As Aarthi Subramanian, Executive Director and COO of TCS, said at the TCS Europe Summit, leaders should think beyond isolated projects towards learning systems where humans, data, models and agents work together to improve decision-making. This requires leaders to conceptualise their teams as ‘people plus agents’, setting goals, measuring performance, allocating tasks between human and machine, and monitoring unintended consequences.
In TCS' partnerships in physical AI and robotics with organisations like CEA in France, machines are entering workflows that humans once dominated. This introduces synchronisation and trust challenges: Do humans trust machine output? Does the machine hand off appropriately?

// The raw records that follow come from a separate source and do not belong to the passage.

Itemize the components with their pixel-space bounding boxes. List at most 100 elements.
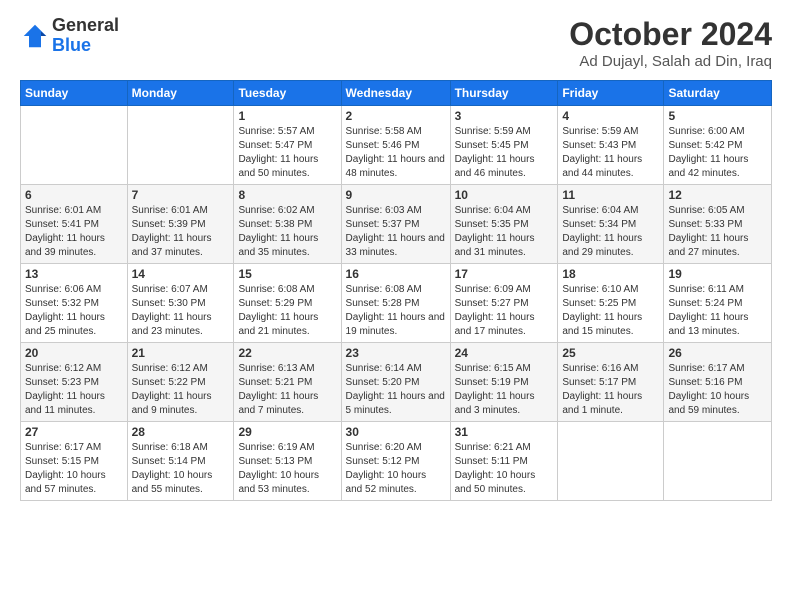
day-number: 19 [668,267,767,281]
day-number: 22 [238,346,336,360]
week-row-2: 13 Sunrise: 6:06 AM Sunset: 5:32 PM Dayli… [21,264,772,343]
day-number: 12 [668,188,767,202]
day-info: Sunrise: 6:02 AM Sunset: 5:38 PM Dayligh… [238,204,336,260]
calendar-cell: 7Sunrise: 6:01 AM Sunset: 5:39 PM Daylig… [127,185,234,264]
calendar-cell: 25 Sunrise: 6:16 AM Sunset: 5:17 PM Dayli… [558,343,664,422]
day-number: 30 [346,425,446,439]
day-number: 17 [455,267,554,281]
calendar-cell: 3 Sunrise: 5:59 AM Sunset: 5:45 PM Daylig… [450,106,558,185]
week-row-0: 1Sunrise: 5:57 AM Sunset: 5:47 PM Daylig… [21,106,772,185]
calendar-cell: 18 Sunrise: 6:10 AM Sunset: 5:25 PM Dayli… [558,264,664,343]
week-row-1: 6 Sunrise: 6:01 AM Sunset: 5:41 PM Daylig… [21,185,772,264]
day-info: Sunrise: 6:17 AM Sunset: 5:15 PM Dayligh… [25,441,123,497]
calendar-cell: 29 Sunrise: 6:19 AM Sunset: 5:13 PM Dayli… [234,422,341,501]
logo-icon [20,21,50,51]
day-info: Sunrise: 6:12 AM Sunset: 5:23 PM Dayligh… [25,362,123,418]
day-info: Sunrise: 6:10 AM Sunset: 5:25 PM Dayligh… [562,283,659,339]
day-number: 9 [346,188,446,202]
day-info: Sunrise: 6:05 AM Sunset: 5:33 PM Dayligh… [668,204,767,260]
day-info: Sunrise: 6:17 AM Sunset: 5:16 PM Dayligh… [668,362,767,418]
day-number: 21 [132,346,230,360]
day-info: Sunrise: 6:19 AM Sunset: 5:13 PM Dayligh… [238,441,336,497]
calendar-cell: 12 Sunrise: 6:05 AM Sunset: 5:33 PM Dayli… [664,185,772,264]
day-number: 8 [238,188,336,202]
day-info: Sunrise: 6:08 AM Sunset: 5:29 PM Dayligh… [238,283,336,339]
day-info: Sunrise: 6:16 AM Sunset: 5:17 PM Dayligh… [562,362,659,418]
day-info: Sunrise: 6:14 AM Sunset: 5:20 PM Dayligh… [346,362,446,418]
main-title: October 2024 [569,16,772,53]
day-info: Sunrise: 6:20 AM Sunset: 5:12 PM Dayligh… [346,441,446,497]
week-row-4: 27Sunrise: 6:17 AM Sunset: 5:15 PM Dayli… [21,422,772,501]
calendar-cell: 8 Sunrise: 6:02 AM Sunset: 5:38 PM Daylig… [234,185,341,264]
calendar-cell: 28 Sunrise: 6:18 AM Sunset: 5:14 PM Dayli… [127,422,234,501]
calendar-cell: 22 Sunrise: 6:13 AM Sunset: 5:21 PM Dayli… [234,343,341,422]
day-info: Sunrise: 6:01 AM Sunset: 5:41 PM Dayligh… [25,204,123,260]
calendar-cell [21,106,128,185]
calendar-cell: 30 Sunrise: 6:20 AM Sunset: 5:12 PM Dayli… [341,422,450,501]
subtitle: Ad Dujayl, Salah ad Din, Iraq [569,53,772,70]
calendar-cell: 9Sunrise: 6:03 AM Sunset: 5:37 PM Daylig… [341,185,450,264]
calendar-cell: 5 Sunrise: 6:00 AM Sunset: 5:42 PM Daylig… [664,106,772,185]
day-number: 4 [562,109,659,123]
calendar-cell: 26 Sunrise: 6:17 AM Sunset: 5:16 PM Dayli… [664,343,772,422]
calendar-cell: 19 Sunrise: 6:11 AM Sunset: 5:24 PM Dayli… [664,264,772,343]
calendar-cell: 1Sunrise: 5:57 AM Sunset: 5:47 PM Daylig… [234,106,341,185]
calendar-cell: 21Sunrise: 6:12 AM Sunset: 5:22 PM Dayli… [127,343,234,422]
day-info: Sunrise: 6:13 AM Sunset: 5:21 PM Dayligh… [238,362,336,418]
day-number: 28 [132,425,230,439]
day-number: 3 [455,109,554,123]
day-header-tuesday: Tuesday [234,81,341,106]
day-number: 14 [132,267,230,281]
day-number: 24 [455,346,554,360]
day-number: 7 [132,188,230,202]
logo-line2: Blue [52,36,119,56]
calendar-cell: 15 Sunrise: 6:08 AM Sunset: 5:29 PM Dayli… [234,264,341,343]
day-number: 23 [346,346,446,360]
week-row-3: 20 Sunrise: 6:12 AM Sunset: 5:23 PM Dayli… [21,343,772,422]
day-info: Sunrise: 6:04 AM Sunset: 5:35 PM Dayligh… [455,204,554,260]
page: General Blue October 2024 Ad Dujayl, Sal… [0,0,792,612]
day-info: Sunrise: 6:00 AM Sunset: 5:42 PM Dayligh… [668,125,767,181]
day-info: Sunrise: 6:06 AM Sunset: 5:32 PM Dayligh… [25,283,123,339]
day-header-wednesday: Wednesday [341,81,450,106]
day-number: 11 [562,188,659,202]
day-info: Sunrise: 6:18 AM Sunset: 5:14 PM Dayligh… [132,441,230,497]
calendar-cell: 2Sunrise: 5:58 AM Sunset: 5:46 PM Daylig… [341,106,450,185]
day-number: 29 [238,425,336,439]
calendar-cell: 6 Sunrise: 6:01 AM Sunset: 5:41 PM Daylig… [21,185,128,264]
day-number: 25 [562,346,659,360]
day-number: 10 [455,188,554,202]
calendar-cell: 23 Sunrise: 6:14 AM Sunset: 5:20 PM Dayli… [341,343,450,422]
calendar-cell: 4 Sunrise: 5:59 AM Sunset: 5:43 PM Daylig… [558,106,664,185]
day-number: 15 [238,267,336,281]
logo-line1: General [52,16,119,36]
day-number: 13 [25,267,123,281]
day-info: Sunrise: 6:21 AM Sunset: 5:11 PM Dayligh… [455,441,554,497]
day-number: 26 [668,346,767,360]
day-header-sunday: Sunday [21,81,128,106]
day-number: 18 [562,267,659,281]
day-info: Sunrise: 6:04 AM Sunset: 5:34 PM Dayligh… [562,204,659,260]
day-info: Sunrise: 5:59 AM Sunset: 5:45 PM Dayligh… [455,125,554,181]
calendar-cell: 31Sunrise: 6:21 AM Sunset: 5:11 PM Dayli… [450,422,558,501]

Who remains accountable? Leadership must navigate these social and governance issues, not merely the technology.
The regulatory environment reflects this urgency, with 81% of executives in our global study highlighting the need for AI standards and regulation. Managers must build frameworks around explainability, bias mitigation, human override capabilities, monitoring and accountability. These competencies define leadership in the human+AI workforce.
Leadership now spans both humans and digital agents. TCS' partnership with Google Cloud to integrate Gemini Enterprise demonstrates how agentic workflows are becoming an operational reality.
But efficiency alone creates brittle systems. As our CEO and MD, K Krithivasan, outlined in his World Economic Forum blueprint for thriving in the Intelligent Age, success demands future-ready digital skills combined with hands-on learning through AI experience zones at all organisational levels. This preparation is vital because we are only in the first phase of AI’s evolution; far more advanced technologies are on the horizon. Quantum computing, neuromorphic architectures and others yet to emerge will redefine what intelligent systems can do – making perpetual adaptability the ultimate competitive advantage.
Leaders must avoid the ‘technology pull’ that deploys AI because it's possible rather than because it serves human and business-value imperatives.
The question should never be "let's deploy agents everywhere" but rather "what human-agent combination delivers higher value, and what capabilities must each bring?" Leadership must keep human purpose front and centre, designing workplaces where efficiency serves empathy and creativity rather than replacing them.
For TCS, "the future is AI, the future is human". This isn't a contradiction – it's the only sustainable path forward. The human+AI workforce demands leaders who recognise that AI's success depends as much on human transformation as on algorithms, who design technology around human experience, and who understand that augmentation, not replacement, unlocks the true potential of human-machine collaboration.